V. Crypto and the DAT Landscape
The discussion briefly touches on the recent volatility in the crypto market and the role of Digital Asset Treasury Companies (DATs). The current situation suggests a shift from retail-driven speculation to institutional adoption, hindered by regulatory uncertainty (specifically the need for a market structure bill in Congress). The trend appears to be retail investors selling to institutions, potentially anticipating further institutional investment. DATs that raised capital during the boom are now facing pressure to liquidate assets as they trade below net asset value.
VI. Key Quotes & Observations
- Frank: “The barriers to entry to create software are so low. You can copy features very quickly. Um and I think the teams that are nimble and shipping very fast will do better than the teams that are relying on oh well my customer always renews and expands a little bit and that's enough to fund my sales and marketing and R&D for next year.”
- Nick: “If you know the reason not to go after your disruptor is because you had to have historically taken capital in the form of labor, so like your best employees that are working on your core product and move them over to a new essentially internal upstart to try and disrupt your own business. Doesn't it then make sense that the dilemma in that gets wildly easier because you don't have to deal with labor internally?”

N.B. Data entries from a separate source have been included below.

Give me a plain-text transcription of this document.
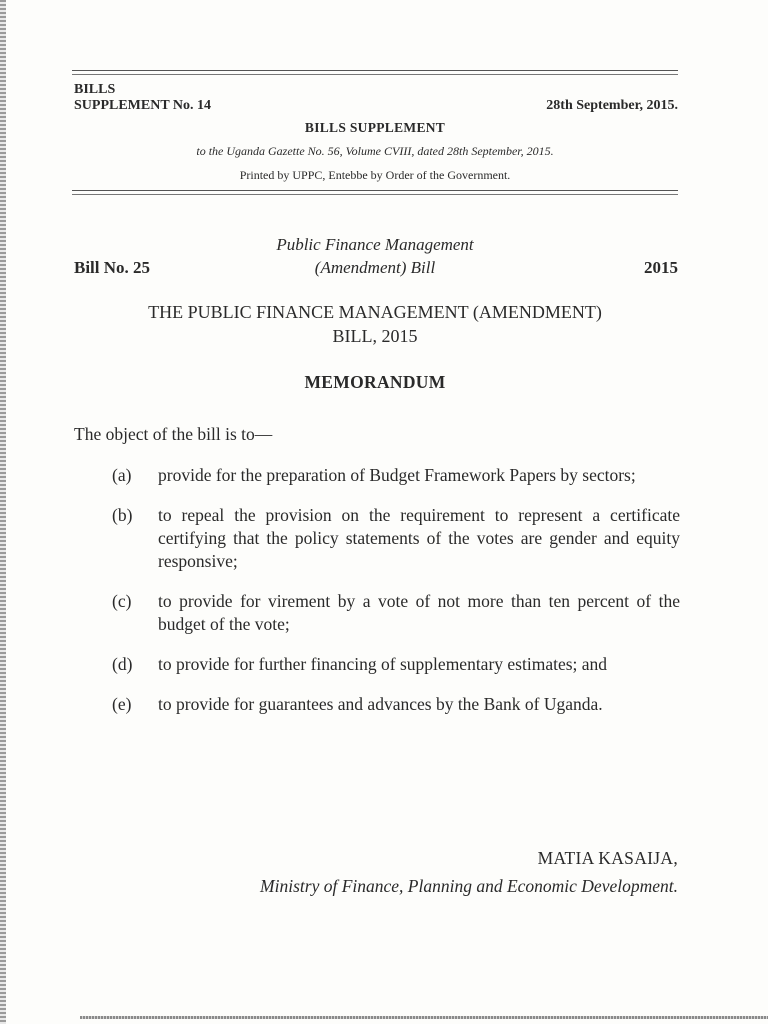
BILLS
SUPPLEMENT No. 14	28th September, 2015.
BILLS SUPPLEMENT
to the Uganda Gazette No. 56, Volume CVIII, dated 28th September, 2015.
Printed by UPPC, Entebbe by Order of the Government.
Public Finance Management
(Amendment) Bill
Bill No. 25	2015
THE PUBLIC FINANCE MANAGEMENT (AMENDMENT)
BILL, 2015
MEMORANDUM
The object of the bill is to—
(a)	provide for the preparation of Budget Framework Papers by sectors;
(b)	to repeal the provision on the requirement to represent a certificate certifying that the policy statements of the votes are gender and equity responsive;
(c)	to provide for virement by a vote of not more than ten percent of the budget of the vote;
(d)	to provide for further financing of supplementary estimates; and
(e)	to provide for guarantees and advances by the Bank of Uganda.
MATIA KASAIJA,
Ministry of Finance, Planning and Economic Development.
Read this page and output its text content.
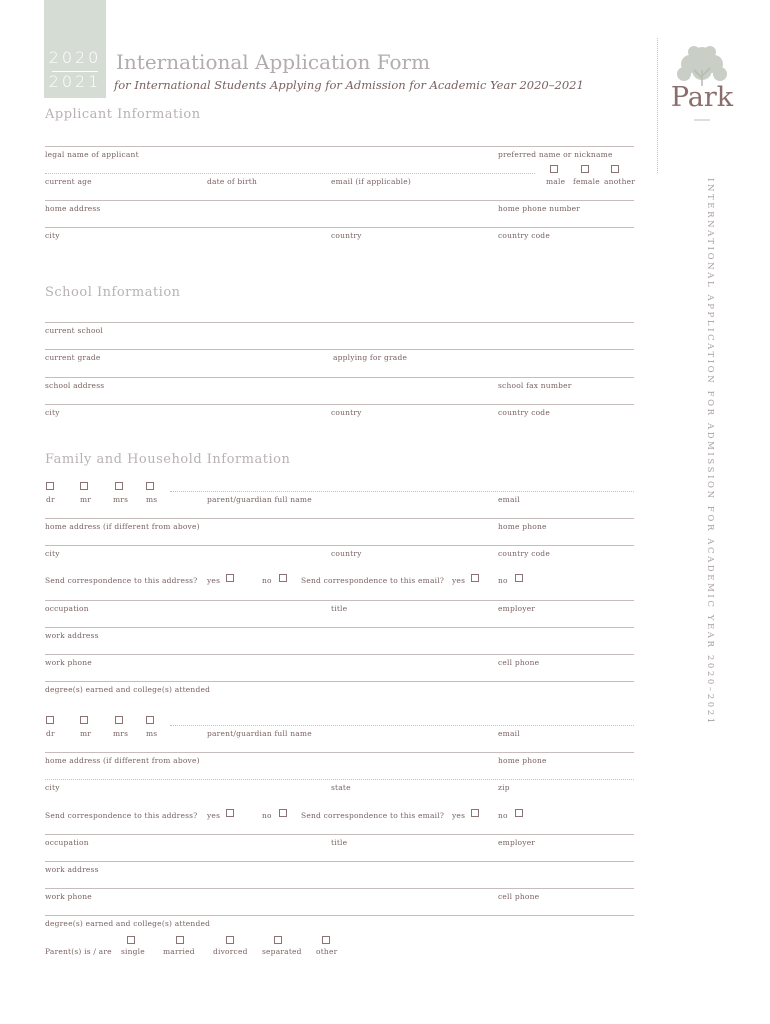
2020
2021
International Application Form
for International Students Applying for Admission for Academic Year 2020–2021	Park
INTERNATIONAL APPLICATION FOR ADMISSION FOR ACADEMIC YEAR 2020–2021
Applicant Information
legal name of applicant	preferred name or nickname
current age	date of birth	email (if applicable)	male female another
home address	home phone number
city	country	country code
School Information
current school
current grade	applying for grade
school address	school fax number
city	country	country code
Family and Household Information
dr	mr	mrs ms	parent/guardian full name	email
home address (if different from above)	home phone
city	country	country code
Send correspondence to this address? yes	no	Send correspondence to this email? yes	no
occupation	title	employer
work address
work phone	cell phone
degree(s) earned and college(s) attended
dr	mr	mrs ms	parent/guardian full name	email
home address (if different from above)	home phone
city	state	zip
Send correspondence to this address? yes	no	Send correspondence to this email? yes	no
occupation	title	employer
work address
work phone	cell phone
degree(s) earned and college(s) attended
Parent(s) is / are single married divorced separated other
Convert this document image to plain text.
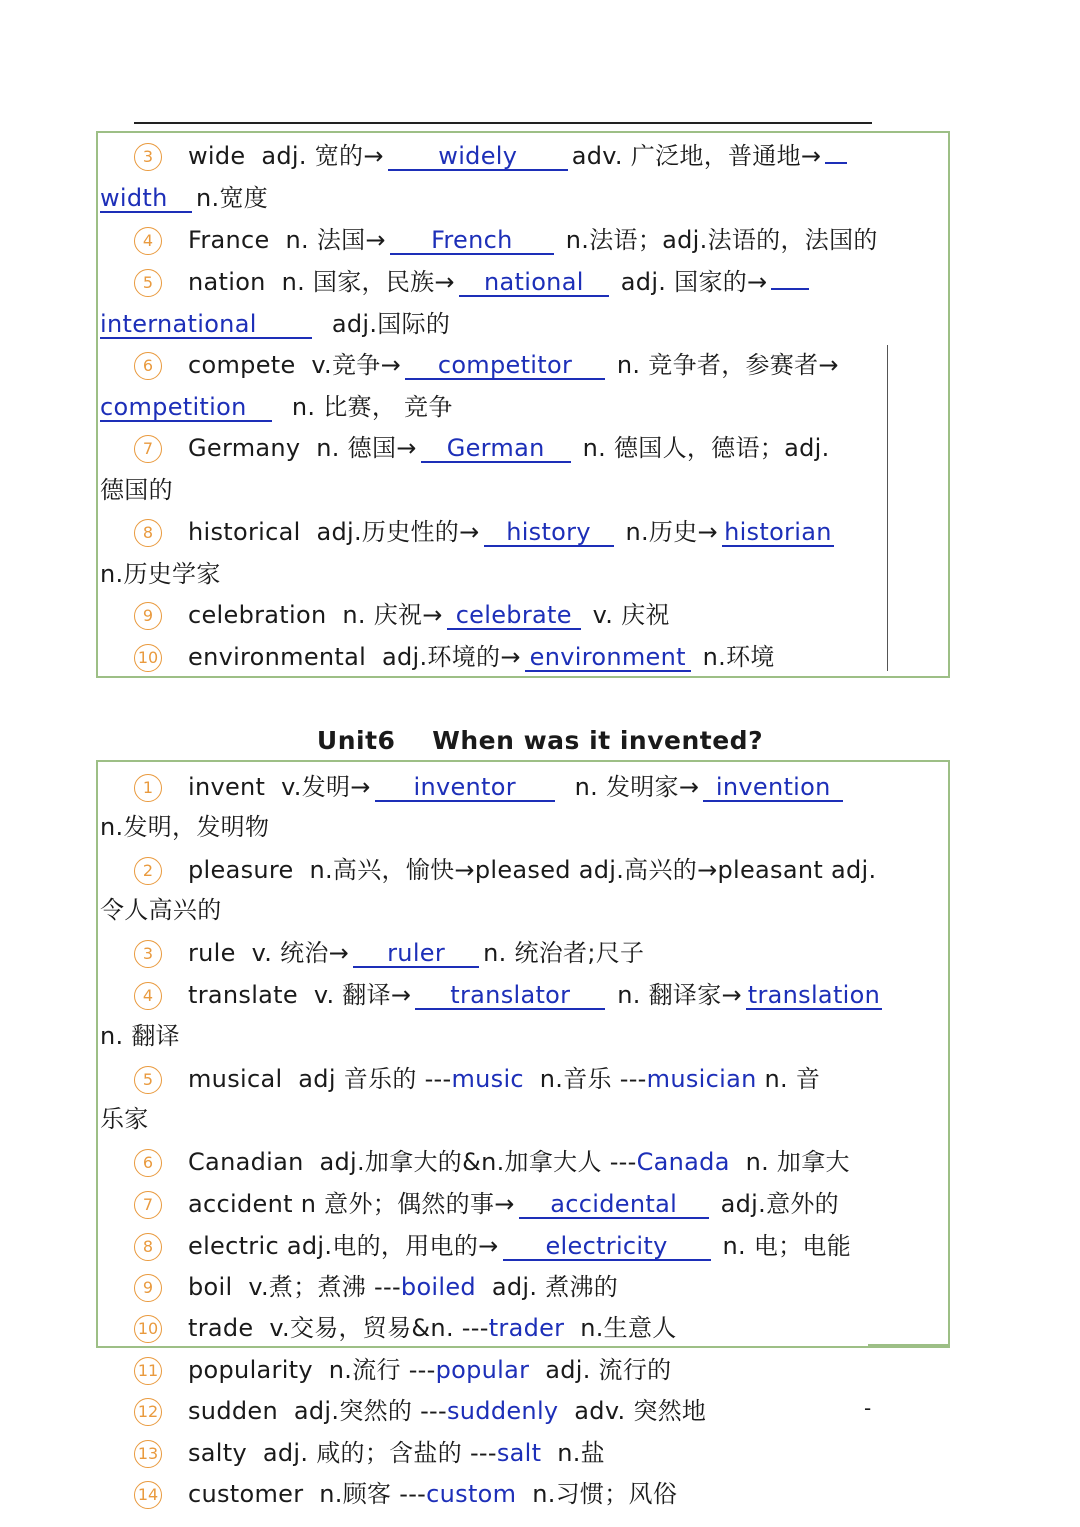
3 wide adj. 宽的→ widely adv. 广泛地，普通地→
width n.宽度
4 France n. 法国→ French n.法语；adj.法语的，法国的
5 nation n. 国家，民族→ national adj. 国家的→
international	adj.国际的
6 compete v.竞争→ competitor n. 竞争者，参赛者→
competition n. 比赛， 竞争
7 Germany n. 德国→ German n. 德国人，德语；adj.
德国的
8 historical adj.历史性的→ history n.历史→ historian
n.历史学家
9 celebration n. 庆祝→ celebrate v. 庆祝
10 environmental adj.环境的→ environment n.环境
Unit6    When was it invented?
1 invent v.发明→ inventor n. 发明家→ invention
n.发明，发明物
2 pleasure n.高兴，愉快→pleased adj.高兴的→pleasant adj.
令人高兴的
3 rule v. 统治→ ruler n. 统治者;尺子
4 translate v. 翻译→ translator n. 翻译家→ translation
n. 翻译
5 musical adj 音乐的 ---music n.音乐 ---musician n. 音
乐家
6 Canadian adj.加拿大的&n.加拿大人 ---Canada n. 加拿大
7 accident n 意外；偶然的事→ accidental adj.意外的
8 electric adj.电的，用电的→ electricity n. 电；电能
9 boil v.煮；煮沸 ---boiled adj. 煮沸的
10 trade v.交易，贸易&n. ---trader n.生意人
11 popularity n.流行 ---popular adj. 流行的
12 sudden adj.突然的 ---suddenly adv. 突然地	-
13 salty adj. 咸的；含盐的 ---salt n.盐
14 customer n.顾客 ---custom n.习惯；风俗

- Frank: “The companies that are going to stand out and do well and grow in this environment are the companies that are taking this new raw material which is digital intelligence in the form of tokens and applying it and delivering it into an enterprise in a unique and valuable way.”
Conclusion:
The future of SAS is uncertain, but not necessarily doomed. The industry is undergoing a significant transformation driven by the rise of AI. Success will depend on adaptability, a willingness to embrace new business models (moving away from seat-based pricing), and the ability to effectively leverage digital intelligence. While established players have advantages, nimble AI-native companies pose a significant threat. The Innovator’s Dilemma remains a relevant challenge, but the lower cost of experimentation with AI may make internal disruption more feasible. The crypto market, while volatile, is evolving towards greater institutional adoption, contingent on regulatory clarity. Ultimately, the companies that can deliver tangible value through AI and adapt to the changing landscape will be the ones that thrive.